Diego asintió, su corazón latiendo con fuerza.
—Otro día, entonces —dijo, su voz cargada de promesa. La observó alejarse, su figura desapareciendo tras una esquina, pero esta vez no sintió derrota. Había ganado terreno, aunque fuera un paso pequeño.
La noche trajo una calma relativa al hospital, pero Diego estaba inquieto. Durante una pausa, se dirigió a la cafetería, buscando un momento de respiro. El espacio estaba lleno, con mesas abarrotadas y el aroma a pan tostado flotando en el aire. Ramírez, el traumatólogo, estaba sentado en una esquina, hojeando un periódico. Diego se unió a él, dejando su bandeja con un sándwich a medio comer.
—Te ves como un hombre con una misión —bromeó Ramírez, ajustándose las gafas—. ¿Qué pasa, Rivera? ¿Otro caso complicado o algo más... personal?
Diego sonrió, pero no respondió de inmediato. Sus ojos se perdieron en la distancia, pensando en Valeria.
—Digamos que estoy tratando de entender a alguien —dijo finalmente, su tono evasivo.
Ramírez rió, dejando el periódico.
—Si hablas de Valeria Cruz, buena suerte. Es brillante, pero no es de las que se abren fácil. Hubo un tiempo en que... —Hizo una pausa, su expresión volviéndose seria—. Digamos que no todos la vieron como ahora.
Diego se inclinó, su curiosidad encendida.
—¿Qué quieres decir? ¿Qué pasó? —Su voz era baja, urgente.
Ramírez suspiró, mirando a su alrededor como si temiera ser escuchado. —Cosas de médicos, Rivera. Un tipo, hace años. La rompió, y no fue bonito. Solo ten cuidado, ¿sí? No es un corazón que se gane fácil. —Se levantó, dando una palmada en su hombro, y se marchó, dejando a Diego con más preguntas que respuestas.
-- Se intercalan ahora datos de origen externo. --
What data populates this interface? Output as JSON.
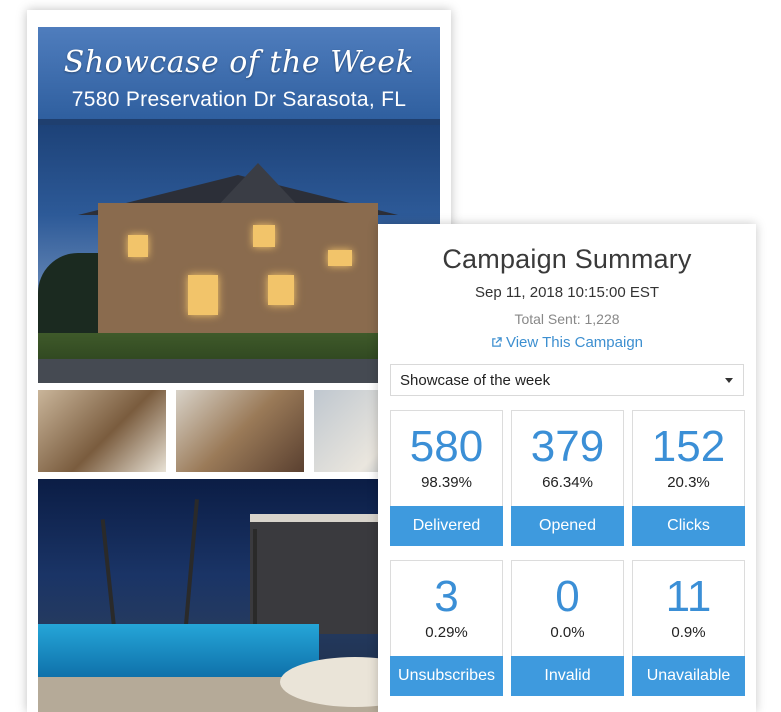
{
  "email": {
    "banner_title": "Showcase of the Week",
    "banner_address": "7580 Preservation Dr Sarasota, FL"
  },
  "summary": {
    "title": "Campaign Summary",
    "date": "Sep 11, 2018 10:15:00 EST",
    "total_sent": "Total Sent: 1,228",
    "view_link": "View This Campaign",
    "selected_campaign": "Showcase of the week"
  },
  "stats": [
    {
      "value": "580",
      "percent": "98.39%",
      "label": "Delivered"
    },
    {
      "value": "379",
      "percent": "66.34%",
      "label": "Opened"
    },
    {
      "value": "152",
      "percent": "20.3%",
      "label": "Clicks"
    },
    {
      "value": "3",
      "percent": "0.29%",
      "label": "Unsubscribes"
    },
    {
      "value": "0",
      "percent": "0.0%",
      "label": "Invalid"
    },
    {
      "value": "11",
      "percent": "0.9%",
      "label": "Unavailable"
    }
  ],
  "colors": {
    "accent": "#3e9ade",
    "stat_number": "#3b8fd6",
    "banner": "#3a6aad",
    "link": "#3d8fd0"
  }
}
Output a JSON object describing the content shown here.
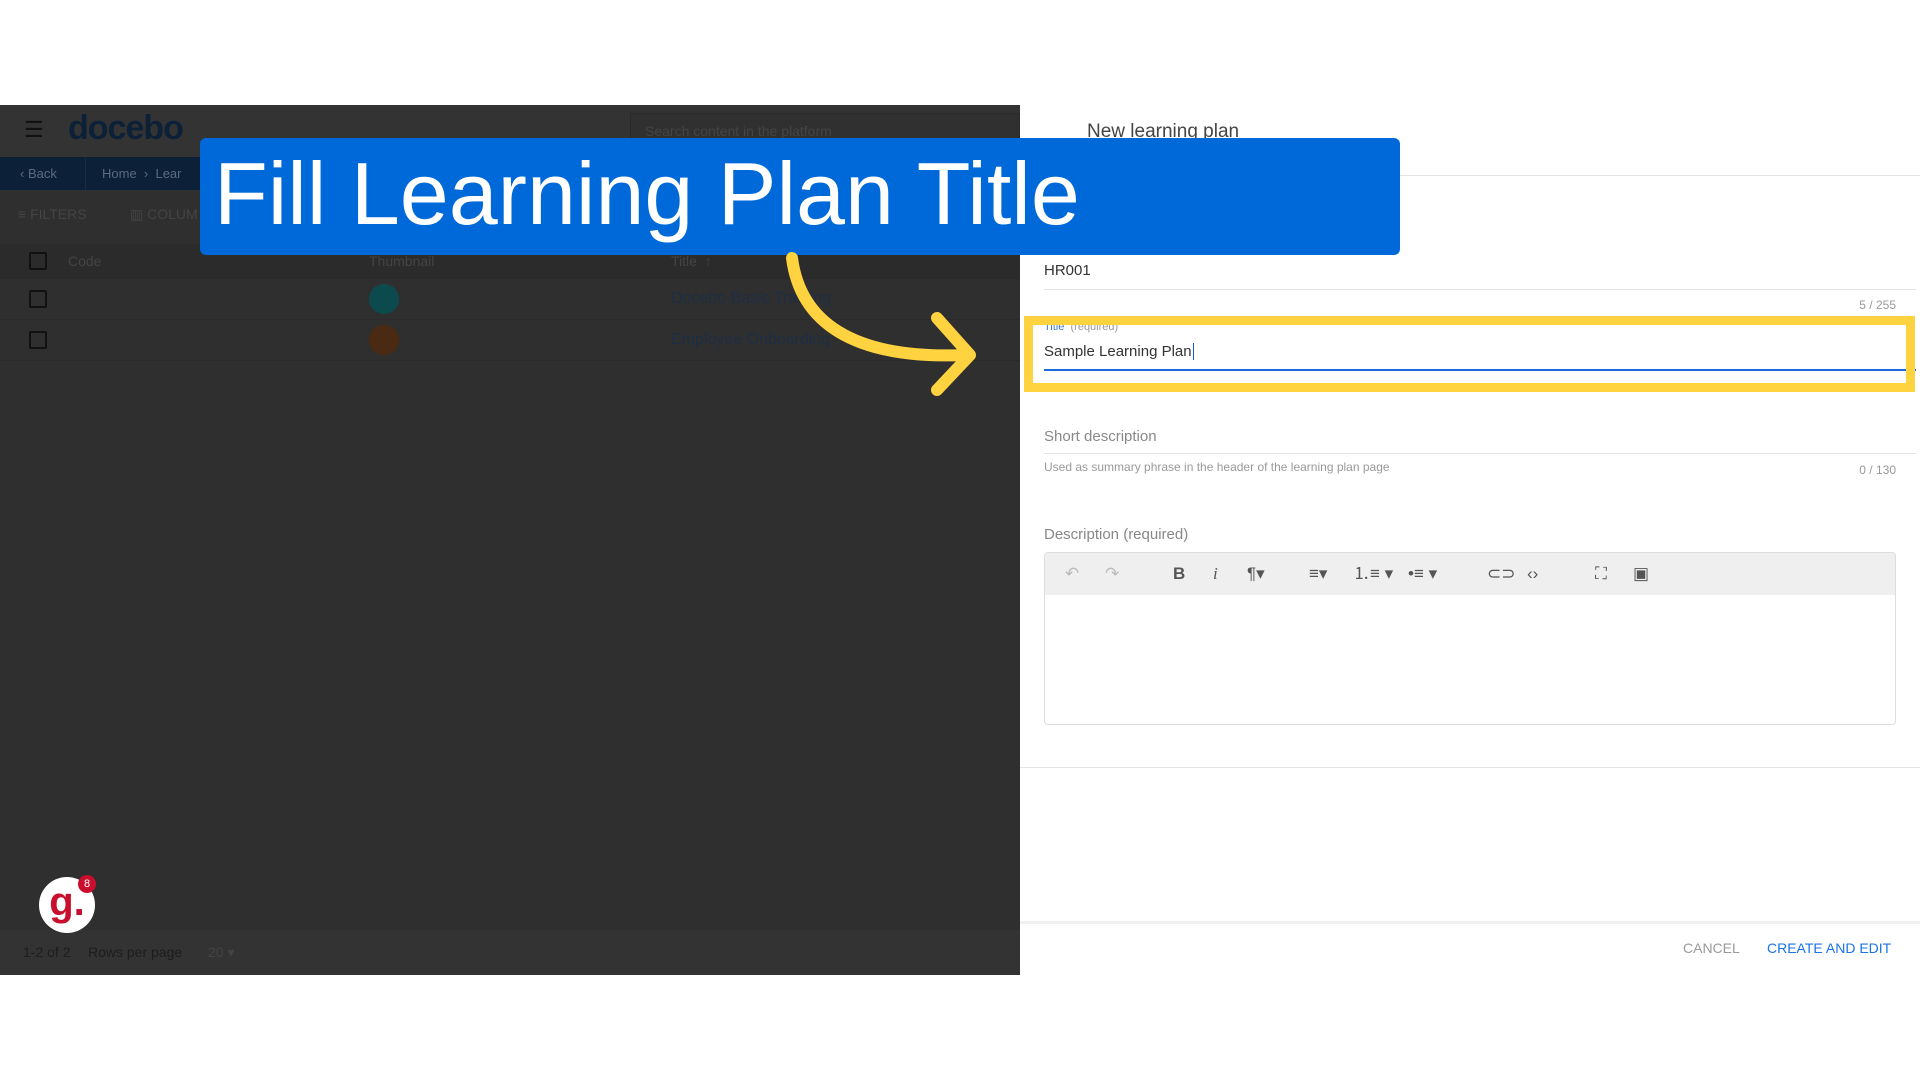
{
  "banner": {
    "text": "Fill Learning Plan Title",
    "color": "#0069d9",
    "highlight_color": "#ffd23f"
  },
  "header": {
    "logo": "docebo",
    "search_placeholder": "Search content in the platform",
    "menu_icon": "hamburger-icon"
  },
  "nav": {
    "back": "Back",
    "breadcrumb": [
      "Home",
      "Lear"
    ]
  },
  "toolbar": {
    "filters": "FILTERS",
    "columns": "COLUM"
  },
  "table": {
    "headers": [
      "Code",
      "Thumbnail",
      "Title"
    ],
    "rows": [
      {
        "code": "",
        "title": "Docebo Basic Training"
      },
      {
        "code": "",
        "title": "Employee Onboarding"
      }
    ]
  },
  "pagination": {
    "range": "1-2 of 2",
    "rows_label": "Rows per page",
    "rows_value": "20"
  },
  "widget": {
    "badge": "8"
  },
  "panel": {
    "title": "New learning plan",
    "code_value": "HR001",
    "code_count": "5 / 255",
    "title_label": "Title",
    "title_required": "(required)",
    "title_value": "Sample Learning Plan",
    "short_desc_placeholder": "Short description",
    "short_desc_help": "Used as summary phrase in the header of the learning plan page",
    "short_desc_count": "0 / 130",
    "desc_label": "Description (required)",
    "cancel": "CANCEL",
    "create": "CREATE AND EDIT"
  }
}
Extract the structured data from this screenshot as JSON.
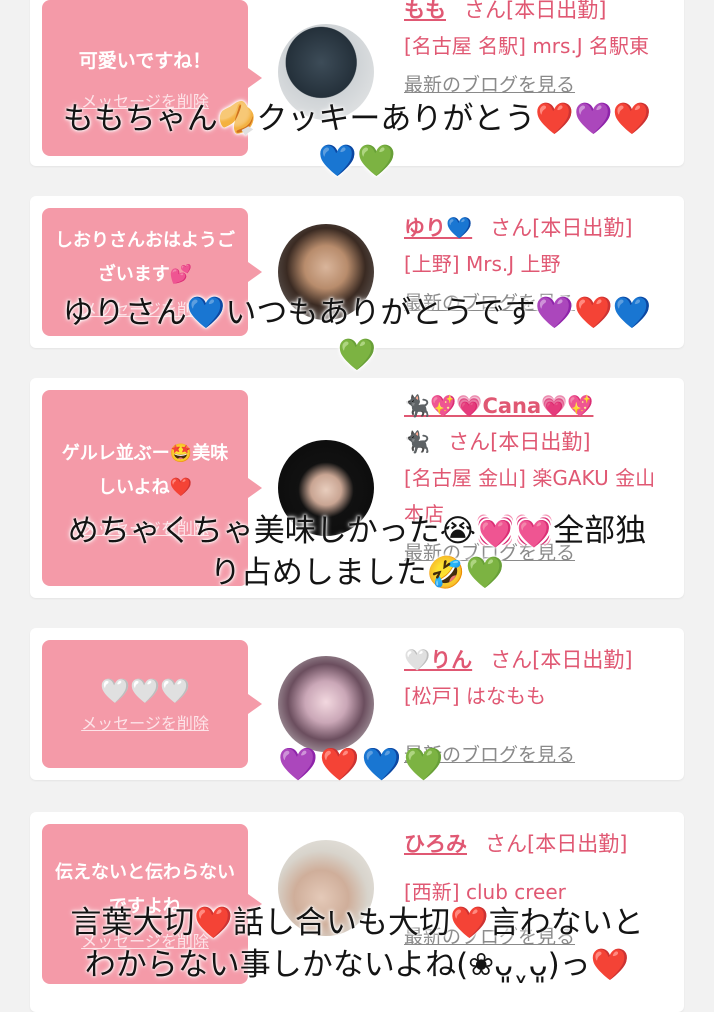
{
  "cards": [
    {
      "message": "可愛いですね！",
      "delete_label": "メッセージを削除",
      "name": "もも",
      "san_label": "さん[本日出勤]",
      "store": "[名古屋 名駅] mrs.J 名駅東",
      "blog_label": "最新のブログを見る"
    },
    {
      "message": "しおりさんおはようございます💕",
      "delete_label": "メッセージを削除",
      "name": "ゆり💙",
      "san_label": "さん[本日出勤]",
      "store": "[上野] Mrs.J 上野",
      "blog_label": "最新のブログを見る"
    },
    {
      "message": "ゲルレ並ぶー🤩美味しいよね❤️",
      "delete_label": "メッセージを削除",
      "name": "🐈‍⬛💖💗Cana💗💖",
      "name2": "🐈‍⬛",
      "san_label": "さん[本日出勤]",
      "store": "[名古屋 金山] 楽GAKU 金山本店",
      "blog_label": "最新のブログを見る"
    },
    {
      "message": "🤍🤍🤍",
      "delete_label": "メッセージを削除",
      "name": "🤍りん",
      "san_label": "さん[本日出勤]",
      "store": "[松戸] はなもも",
      "blog_label": "最新のブログを見る"
    },
    {
      "message": "伝えないと伝わらないですよね",
      "delete_label": "メッセージを削除",
      "name": "ひろみ",
      "san_label": "さん[本日出勤]",
      "store": "[西新] club creer",
      "blog_label": "最新のブログを見る"
    }
  ],
  "overlays": [
    "ももちゃん🥠クッキーありがとう❤️💜❤️\n💙💚",
    "ゆりさん💙いつもありがとうです💜❤️💙\n💚",
    "めちゃくちゃ美味しかった😭💓💓全部独\nり占めしました🤣💚",
    "💜❤️💙💚",
    "言葉大切❤️話し合いも大切❤️言わないと\nわからない事しかないよね(❀ᴗ͈ˬᴗ͈)っ❤️"
  ],
  "colors": {
    "bubble": "#f49aa8",
    "accent": "#e05873",
    "background": "#f2f2f2"
  }
}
El nombre de Luis Morales no fue mencionado, pero Diego sintió un escalofrío, como si una sombra se cerniera sobre él. Estaba a punto de levantarse cuando una figura entró en la cafetería. Valeria, con una bata blanca sobre su atuendo, se dirigía a la máquina de café. Sus movimientos eran precisos, pero había una tensión en sus hombros, como si cargara un peso invisible. Diego la observó, su corazón acelerándose, pero antes de que pudiera acercarse, una voz resonó en la entrada.
—Valeria —dijo un hombre, su tono autoritario cortando el murmullo. Era alto, con un traje impecable y ojos que cortaban como bisturíes. Valeria se giró, y su rostro palideció, sus manos deteniéndose en la taza de café.
Diego se puso de pie, su instinto gritando.
—¿Quién es usted? —preguntó, su voz firme, pero la mirada de Valeria, cargada de pánico y algo más profundo, dijo más que cualquier respuesta.